Une épreuve contestée à l’heure des corrections
À l’approche des corrections du Diplôme national du brevet, session 2026, le SNES (Syndicat national des enseignements de second degré) tire la sonnette d’alarme sur l’épreuve de SVT de la série générale. Selon le syndicat, le sujet proposé ne sollicitait qu’un volume de rédaction très réduit et se limitait pour l’essentiel à des réponses guidées, à rebours des objectifs affichés dans les classes et des attendus de fin de cycle 4.

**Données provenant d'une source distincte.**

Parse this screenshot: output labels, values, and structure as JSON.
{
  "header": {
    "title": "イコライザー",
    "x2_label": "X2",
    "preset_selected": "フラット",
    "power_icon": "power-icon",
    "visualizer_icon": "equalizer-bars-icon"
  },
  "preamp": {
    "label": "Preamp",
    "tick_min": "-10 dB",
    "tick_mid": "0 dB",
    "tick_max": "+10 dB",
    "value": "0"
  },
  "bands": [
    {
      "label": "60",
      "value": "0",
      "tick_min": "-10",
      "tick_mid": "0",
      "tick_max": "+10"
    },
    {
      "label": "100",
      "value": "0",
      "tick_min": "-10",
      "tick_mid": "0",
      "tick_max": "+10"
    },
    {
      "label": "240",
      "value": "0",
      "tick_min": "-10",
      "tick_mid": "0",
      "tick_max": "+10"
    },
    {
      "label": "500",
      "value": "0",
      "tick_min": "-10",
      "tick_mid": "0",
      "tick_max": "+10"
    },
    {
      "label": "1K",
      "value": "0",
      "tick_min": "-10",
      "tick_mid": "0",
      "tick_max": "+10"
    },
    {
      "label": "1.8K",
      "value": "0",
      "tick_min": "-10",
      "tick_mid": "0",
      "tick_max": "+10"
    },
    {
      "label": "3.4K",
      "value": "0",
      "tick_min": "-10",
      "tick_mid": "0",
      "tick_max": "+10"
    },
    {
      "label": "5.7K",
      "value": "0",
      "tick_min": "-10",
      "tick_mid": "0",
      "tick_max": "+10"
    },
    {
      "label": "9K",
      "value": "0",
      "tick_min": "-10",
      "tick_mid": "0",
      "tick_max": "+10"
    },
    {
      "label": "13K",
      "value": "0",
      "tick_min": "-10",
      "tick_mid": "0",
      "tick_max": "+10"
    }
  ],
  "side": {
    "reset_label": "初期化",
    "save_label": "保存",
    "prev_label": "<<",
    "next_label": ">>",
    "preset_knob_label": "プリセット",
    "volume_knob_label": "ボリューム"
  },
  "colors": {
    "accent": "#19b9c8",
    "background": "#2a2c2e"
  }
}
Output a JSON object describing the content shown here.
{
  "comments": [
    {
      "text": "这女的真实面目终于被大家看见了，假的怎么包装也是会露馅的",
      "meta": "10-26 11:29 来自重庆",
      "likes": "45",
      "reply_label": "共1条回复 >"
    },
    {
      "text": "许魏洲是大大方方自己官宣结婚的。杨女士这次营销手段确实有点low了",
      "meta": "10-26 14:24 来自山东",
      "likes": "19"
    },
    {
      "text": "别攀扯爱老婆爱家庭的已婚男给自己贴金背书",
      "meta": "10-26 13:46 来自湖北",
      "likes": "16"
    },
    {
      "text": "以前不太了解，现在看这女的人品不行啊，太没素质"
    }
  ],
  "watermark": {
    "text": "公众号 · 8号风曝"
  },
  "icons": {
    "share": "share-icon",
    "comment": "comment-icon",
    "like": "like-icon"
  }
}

Des réponses guidées plutôt qu’un raisonnement construit
Le SNES pointe des consignes centrées sur le fait de « relier des propositions » ou de « choisir la bonne réponse » parmi trois possibilités. Autrement dit, une place accordée à l’argumentation écrite jugée minimaliste. Surtout, la dernière question, traditionnellement consacrée à une synthèse développée, ne requérait qu’un minimum de 3 lignes, là où il était, « depuis des années », attendu une vingtaine de lignes. Pour le syndicat, cet écart dessine une épreuve qui n’incite ni à l’analyse approfondie des documents ni à la mobilisation des connaissances acquises au fil de l’année.
| Aspect | Pratiques attendues | Sujet DNB 2026 (selon SNES) |
|---|---|---|
| Type de tâches | Analyse, rédaction soutenue | Relier des propositions, choix parmi 3 réponses |
| Question de synthèse | Environ 20 lignes | Minimum 3 lignes |
| Mobilisation des connaissances | Forte, sur l’ensemble de l’année | Documents suffisants pour répondre |
Décalage avec la classe et la poursuite d’études
Le syndicat estime que l’épreuve, telle qu’elle a été conçue, est « très éloignée des pratiques quotidiennes en classe de SVT ». Les professeur·es s’emploient, rappelle-t-il, à entraîner à la rigueur, à l’analyse d’un corpus documentaire et à l’esprit critique. Or, la structure du sujet décrite par le SNES ne valoriserait ni l’effort de construction d’une argumentation ni l’appropriation des notions au-delà de la simple lecture des pièces fournies. Le syndicat souligne aussi un décalage avec les exigences de la suite de la scolarité des élèves.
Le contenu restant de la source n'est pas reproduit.